A gestão municipal alega não ter dinheiro em caixa para tal desapropriação. O movimento que defende a criação do parque, por sua vez, acusa a prefeitura de desinteresse no tema. “Se houver vontade política, não é necessário pagar esse valor pela desapropriação. Há outros caminhos porque é uma área de utilidade pública”, argumentou a militante.

Por mecanismos legais, no entanto, não há como a prefeitura adquirir o terreno sem arcar com esse valor, segundo a administração municipal. Mesmo a área sendo de interesse público, isso só a da prioridade para o caso de uma desapropriação de fato – o que não elimina a indenização. O caso do Parque do Jockey, inclusive, foi dado como exemplo pela prefeitura. “No caso do Parque do Jockey, que é uma demanda histórica da população, os proprietários do terreno tinham uma dívida enorme de IPTU. Aí foi possível fazer um acordo e adquirir o terreno em troca da negociação da dívida. No caso do Parque Augusta, não há qualquer tipo de dívida”, afirmou a assessoria de imprensa da administração municipal.

Foi exatamente por conta do “apelo popular”, inclusive, que o Conpresp, ao liberar o terreno para o projeto das construtoras, determinou que a área verde seja aberta ao público – uma vez que o empreendimento vai ocupar cerca de 33% do terreno.

Desvios de Maluf são o fio de esperança: prefeitura sinaliza que pode investir no parque

A menos de um mês para a data de reintegração de posse, a prefeitura de São Paulo sinalizou o que pode ser um caminho para efetivar a tão sonhada implementação de um parque público na rua Augusta.

Dois bancos estrangeiros irão indenizar a administração municipal em mais de R$ 60 milhões por terem sido utilizados na movimentação de recursos desviados durante a gestão de Paulo Maluf (1993-1996). Esse valor, segundo o prefeito Fernando Haddad, pode ser utilizado para viabilizar o Parque.

“Nossa política de combate à corrupção teve mais uma vitória, nós agora estamos conseguindo mais um acordo com bancos que foram inadvertidamente ou não utilizados para a remessa de recursos para o exterior. Nós concordamos no termo de usar os recursos ou para o Parque Augusta ou para creches, dependendo da viabilidade jurídica do primeiro empreendimento”, afirmou na ocasião.
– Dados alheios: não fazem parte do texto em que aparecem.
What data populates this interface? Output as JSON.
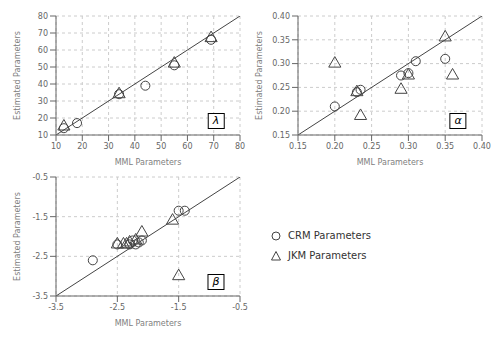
{
  "chart_data": [
    {
      "type": "scatter",
      "x_label": "MML Parameters",
      "y_label": "Estimated Parameters",
      "annotations": [
        "λ"
      ],
      "xlim": [
        10,
        80
      ],
      "ylim": [
        10,
        80
      ],
      "xticks": [
        10,
        20,
        30,
        40,
        50,
        60,
        70,
        80
      ],
      "yticks": [
        10,
        20,
        30,
        40,
        50,
        60,
        70,
        80
      ],
      "grid": true,
      "series": [
        {
          "name": "CRM Parameters",
          "color": "#444444",
          "marker": "circle",
          "x": [
            13,
            18,
            34,
            44,
            55,
            69
          ],
          "values": [
            14,
            17,
            34,
            39,
            51,
            66
          ]
        },
        {
          "name": "JKM Parameters",
          "color": "#444444",
          "marker": "triangle",
          "x": [
            13,
            34,
            55,
            69
          ],
          "values": [
            15,
            34,
            52,
            67
          ]
        }
      ]
    },
    {
      "type": "scatter",
      "x_label": "MML Parameters",
      "y_label": "Estimated Parameters",
      "annotations": [
        "α"
      ],
      "xlim": [
        0.15,
        0.4
      ],
      "ylim": [
        0.15,
        0.4
      ],
      "xticks": [
        0.15,
        {
          "value": 0.2,
          "label": "0.20"
        },
        0.25,
        {
          "value": 0.3,
          "label": "0.30"
        },
        0.35,
        {
          "value": 0.4,
          "label": "0.40"
        }
      ],
      "yticks": [
        0.15,
        {
          "value": 0.2,
          "label": "0.20"
        },
        0.25,
        {
          "value": 0.3,
          "label": "0.30"
        },
        0.35,
        {
          "value": 0.4,
          "label": "0.40"
        }
      ],
      "grid": true,
      "series": [
        {
          "name": "CRM Parameters",
          "color": "#444444",
          "marker": "circle",
          "x": [
            0.2,
            0.23,
            0.235,
            0.29,
            0.3,
            0.31,
            0.35
          ],
          "values": [
            0.21,
            0.24,
            0.245,
            0.275,
            0.28,
            0.305,
            0.31
          ]
        },
        {
          "name": "JKM Parameters",
          "color": "#444444",
          "marker": "triangle",
          "x": [
            0.2,
            0.23,
            0.235,
            0.29,
            0.3,
            0.35,
            0.36
          ],
          "values": [
            0.3,
            0.24,
            0.19,
            0.245,
            0.275,
            0.355,
            0.275
          ]
        }
      ]
    },
    {
      "type": "scatter",
      "x_label": "MML Parameters",
      "y_label": "Estimated Parameters",
      "annotations": [
        "β"
      ],
      "xlim": [
        -3.5,
        -0.5
      ],
      "ylim": [
        -3.5,
        -0.5
      ],
      "xticks": [
        -3.5,
        -2.5,
        -1.5,
        -0.5
      ],
      "yticks": [
        -3.5,
        -2.5,
        -1.5,
        -0.5
      ],
      "grid": true,
      "legend": "right",
      "series": [
        {
          "name": "CRM Parameters",
          "color": "#444444",
          "marker": "circle",
          "x": [
            -2.9,
            -2.5,
            -2.3,
            -2.25,
            -2.2,
            -2.15,
            -2.1,
            -1.5,
            -1.4
          ],
          "values": [
            -2.6,
            -2.2,
            -2.2,
            -2.1,
            -2.2,
            -2.15,
            -2.1,
            -1.35,
            -1.35
          ]
        },
        {
          "name": "JKM Parameters",
          "color": "#444444",
          "marker": "triangle",
          "x": [
            -2.5,
            -2.4,
            -2.35,
            -2.3,
            -2.2,
            -2.1,
            -1.6,
            -1.5
          ],
          "values": [
            -2.2,
            -2.2,
            -2.2,
            -2.15,
            -2.1,
            -1.9,
            -1.6,
            -3.0
          ]
        }
      ]
    }
  ]
}
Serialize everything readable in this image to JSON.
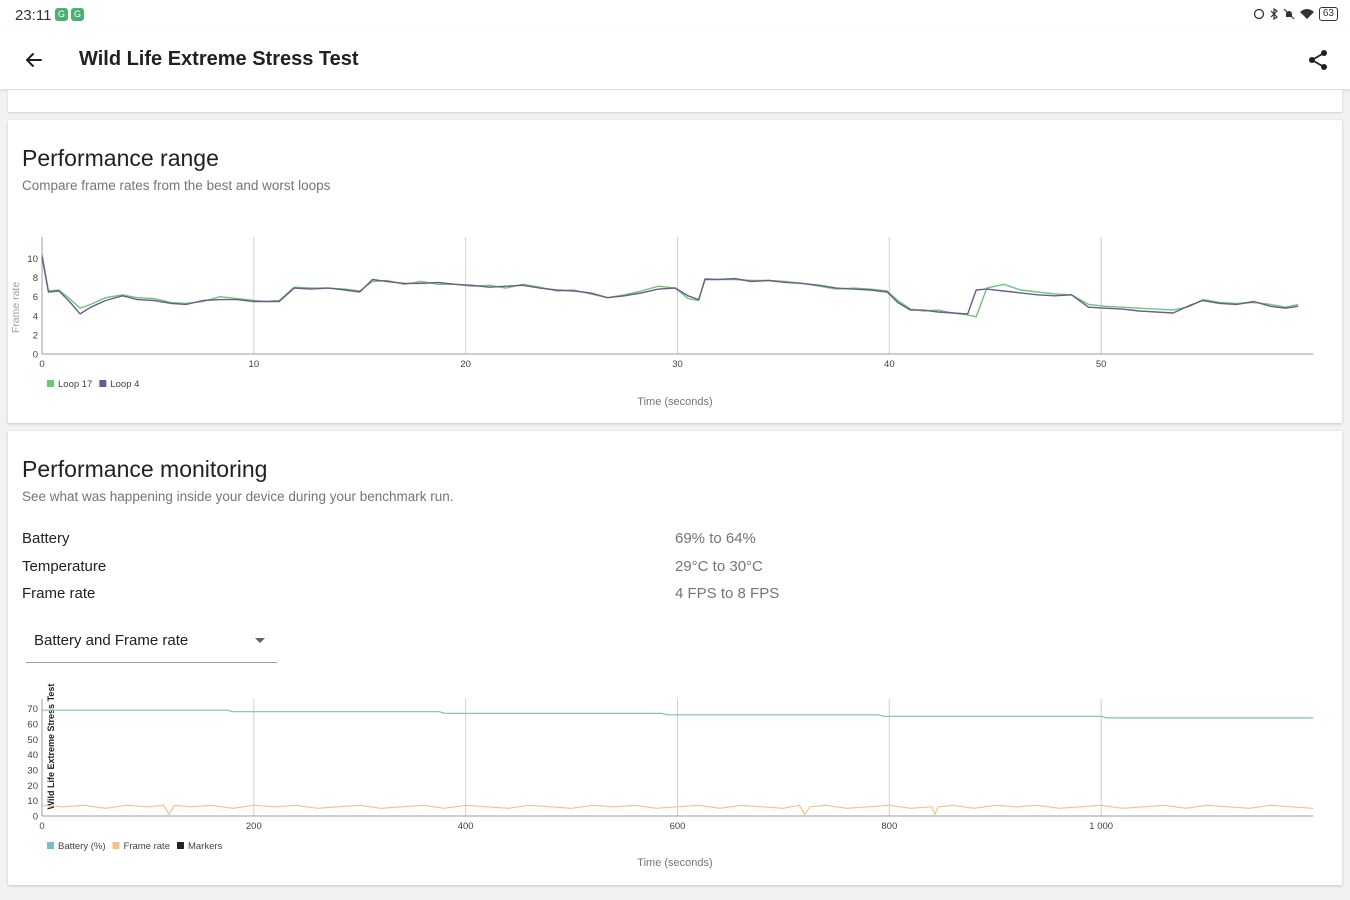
{
  "status_bar": {
    "time": "23:11",
    "battery": "63",
    "app_icon_glyph": "G"
  },
  "header": {
    "title": "Wild Life Extreme Stress Test",
    "back_icon": "arrow-left-icon",
    "share_icon": "share-icon"
  },
  "performance_range": {
    "title": "Performance range",
    "subtitle": "Compare frame rates from the best and worst loops"
  },
  "performance_monitoring": {
    "title": "Performance monitoring",
    "subtitle": "See what was happening inside your device during your benchmark run.",
    "metrics": [
      {
        "label": "Battery",
        "value": "69% to 64%"
      },
      {
        "label": "Temperature",
        "value": "29°C to 30°C"
      },
      {
        "label": "Frame rate",
        "value": "4 FPS to 8 FPS"
      }
    ],
    "dropdown": {
      "selected": "Battery and Frame rate"
    }
  },
  "colors": {
    "loop17": "#6cc77a",
    "loop4": "#6b5c8c",
    "battery": "#78c0bd",
    "framerate": "#f4c28d",
    "markers": "#222222",
    "grid": "#d0d0d0"
  },
  "chart_data": [
    {
      "type": "line",
      "title": "",
      "xlabel": "Time (seconds)",
      "ylabel": "Frame rate",
      "xlim": [
        0,
        60
      ],
      "ylim": [
        0,
        11
      ],
      "xticks": [
        "0",
        "10",
        "20",
        "30",
        "40",
        "50"
      ],
      "yticks": [
        "0",
        "2",
        "4",
        "6",
        "8",
        "10"
      ],
      "grid": "vertical",
      "legend": "bottom-left",
      "series": [
        {
          "name": "Loop 17",
          "color_key": "loop17",
          "x": [
            0,
            0.3,
            0.8,
            1.3,
            1.8,
            2.3,
            3,
            3.8,
            4.5,
            5.3,
            6.1,
            6.8,
            7.6,
            8.4,
            9.2,
            10,
            10.6,
            11.2,
            11.9,
            12.7,
            13.5,
            14.3,
            15,
            15.6,
            16.3,
            17.1,
            17.9,
            18.7,
            19.5,
            20.3,
            21.1,
            21.9,
            22.7,
            23.5,
            24.3,
            25.1,
            25.9,
            26.7,
            27.5,
            28.3,
            29.1,
            29.9,
            30.5,
            31,
            31.3,
            31.9,
            32.7,
            33.5,
            34.3,
            35.1,
            35.9,
            36.7,
            37.5,
            38.3,
            39.1,
            39.9,
            40.4,
            41,
            41.6,
            42.3,
            43,
            43.7,
            44.1,
            44.6,
            45.4,
            46.2,
            47,
            47.8,
            48.6,
            49.4,
            50.2,
            51,
            51.8,
            52.6,
            53.4,
            54.2,
            54.8,
            55.6,
            56.4,
            57.2,
            58,
            58.7,
            59.3
          ],
          "values": [
            10.5,
            6.6,
            6.7,
            5.8,
            4.8,
            5.2,
            5.9,
            6.2,
            5.9,
            5.8,
            5.4,
            5.3,
            5.5,
            6.0,
            5.8,
            5.6,
            5.5,
            5.6,
            7.0,
            6.9,
            6.9,
            6.8,
            6.6,
            7.6,
            7.7,
            7.3,
            7.6,
            7.3,
            7.3,
            7.1,
            7.2,
            6.9,
            7.3,
            7.0,
            6.6,
            6.7,
            6.3,
            5.9,
            6.2,
            6.6,
            7.1,
            6.9,
            5.8,
            5.6,
            7.9,
            7.8,
            7.8,
            7.7,
            7.7,
            7.6,
            7.4,
            7.1,
            6.8,
            6.9,
            6.8,
            6.6,
            5.6,
            4.7,
            4.5,
            4.6,
            4.3,
            4.1,
            3.9,
            6.9,
            7.3,
            6.7,
            6.5,
            6.3,
            6.2,
            5.2,
            5.0,
            4.9,
            4.8,
            4.7,
            4.6,
            5.0,
            5.7,
            5.4,
            5.3,
            5.4,
            5.2,
            4.9,
            5.2
          ]
        },
        {
          "name": "Loop 4",
          "color_key": "loop4",
          "x": [
            0,
            0.3,
            0.8,
            1.3,
            1.8,
            2.3,
            3,
            3.8,
            4.5,
            5.3,
            6.1,
            6.8,
            7.6,
            8.4,
            9.2,
            10,
            10.6,
            11.2,
            11.9,
            12.7,
            13.5,
            14.3,
            15,
            15.6,
            16.3,
            17.1,
            17.9,
            18.7,
            19.5,
            20.3,
            21.1,
            21.9,
            22.7,
            23.5,
            24.3,
            25.1,
            25.9,
            26.7,
            27.5,
            28.3,
            29.1,
            29.9,
            30.5,
            31,
            31.3,
            31.9,
            32.7,
            33.5,
            34.3,
            35.1,
            35.9,
            36.7,
            37.5,
            38.3,
            39.1,
            39.9,
            40.4,
            41,
            41.6,
            42.3,
            43,
            43.7,
            44.1,
            44.6,
            45.4,
            46.2,
            47,
            47.8,
            48.6,
            49.4,
            50.2,
            51,
            51.8,
            52.6,
            53.4,
            54.2,
            54.8,
            55.6,
            56.4,
            57.2,
            58,
            58.7,
            59.3
          ],
          "values": [
            10.2,
            6.5,
            6.6,
            5.5,
            4.2,
            4.9,
            5.6,
            6.1,
            5.7,
            5.6,
            5.3,
            5.2,
            5.6,
            5.7,
            5.7,
            5.5,
            5.5,
            5.5,
            6.9,
            6.8,
            6.9,
            6.7,
            6.5,
            7.8,
            7.6,
            7.4,
            7.4,
            7.5,
            7.3,
            7.2,
            7.0,
            7.1,
            7.2,
            6.9,
            6.7,
            6.6,
            6.4,
            5.9,
            6.1,
            6.4,
            6.8,
            6.9,
            6.1,
            5.7,
            7.8,
            7.8,
            7.9,
            7.6,
            7.7,
            7.5,
            7.4,
            7.2,
            6.9,
            6.8,
            6.7,
            6.5,
            5.4,
            4.6,
            4.6,
            4.4,
            4.3,
            4.2,
            6.7,
            6.8,
            6.6,
            6.4,
            6.2,
            6.1,
            6.2,
            4.9,
            4.8,
            4.7,
            4.5,
            4.4,
            4.3,
            5.1,
            5.6,
            5.3,
            5.2,
            5.5,
            5.0,
            4.8,
            5.0
          ]
        }
      ]
    },
    {
      "type": "line",
      "title": "",
      "xlabel": "Time (seconds)",
      "ylabel": "Wild Life Extreme Stress Test",
      "xlim": [
        0,
        1200
      ],
      "ylim": [
        0,
        75
      ],
      "xticks": [
        "0",
        "200",
        "400",
        "600",
        "800",
        "1 000"
      ],
      "yticks": [
        "0",
        "10",
        "20",
        "30",
        "40",
        "50",
        "60",
        "70"
      ],
      "grid": "vertical",
      "legend": "bottom-left",
      "series": [
        {
          "name": "Battery (%)",
          "color_key": "battery",
          "x": [
            0,
            175,
            180,
            375,
            380,
            585,
            590,
            790,
            795,
            1000,
            1005,
            1200
          ],
          "values": [
            69,
            69,
            68,
            68,
            67,
            67,
            66,
            66,
            65,
            65,
            64,
            64
          ]
        },
        {
          "name": "Frame rate",
          "color_key": "framerate",
          "x": [
            0,
            20,
            40,
            60,
            80,
            100,
            115,
            120,
            125,
            140,
            160,
            180,
            200,
            220,
            240,
            260,
            280,
            300,
            320,
            340,
            360,
            380,
            400,
            420,
            440,
            460,
            480,
            500,
            520,
            540,
            560,
            580,
            600,
            620,
            640,
            660,
            680,
            700,
            715,
            720,
            725,
            740,
            760,
            780,
            800,
            820,
            840,
            843,
            846,
            860,
            880,
            900,
            920,
            940,
            960,
            980,
            1000,
            1020,
            1040,
            1060,
            1080,
            1100,
            1120,
            1140,
            1160,
            1180,
            1200
          ],
          "values": [
            7,
            6,
            7,
            5,
            7,
            6,
            7,
            1,
            7,
            6,
            7,
            5,
            7,
            6,
            7,
            5,
            6,
            7,
            5,
            6,
            7,
            5,
            7,
            6,
            5,
            7,
            6,
            5,
            7,
            6,
            7,
            5,
            6,
            7,
            5,
            7,
            6,
            5,
            7,
            1,
            6,
            7,
            5,
            6,
            7,
            5,
            6,
            1,
            6,
            7,
            5,
            7,
            6,
            7,
            5,
            6,
            7,
            5,
            6,
            7,
            5,
            7,
            6,
            5,
            7,
            6,
            5
          ]
        },
        {
          "name": "Markers",
          "color_key": "markers",
          "x": [],
          "values": []
        }
      ]
    }
  ]
}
Ainda que o Organismo Parque Augusta não concorde que esse valor seja repassado para criar o parque (eles acreditam que as construtoras não devam ser indenizadas), uma possibilidade fica em aberto para um terreno que, a partir desta quarta-feira, terá os portões trancados.

Diante da situação, fica incerto ainda o destino do terreno. A única certeza que é possível estabelecer agora é: se a Cyrella e a Setin não querem parque, tem muita, mas muita gente que quer. E eles estão fazendo barulho.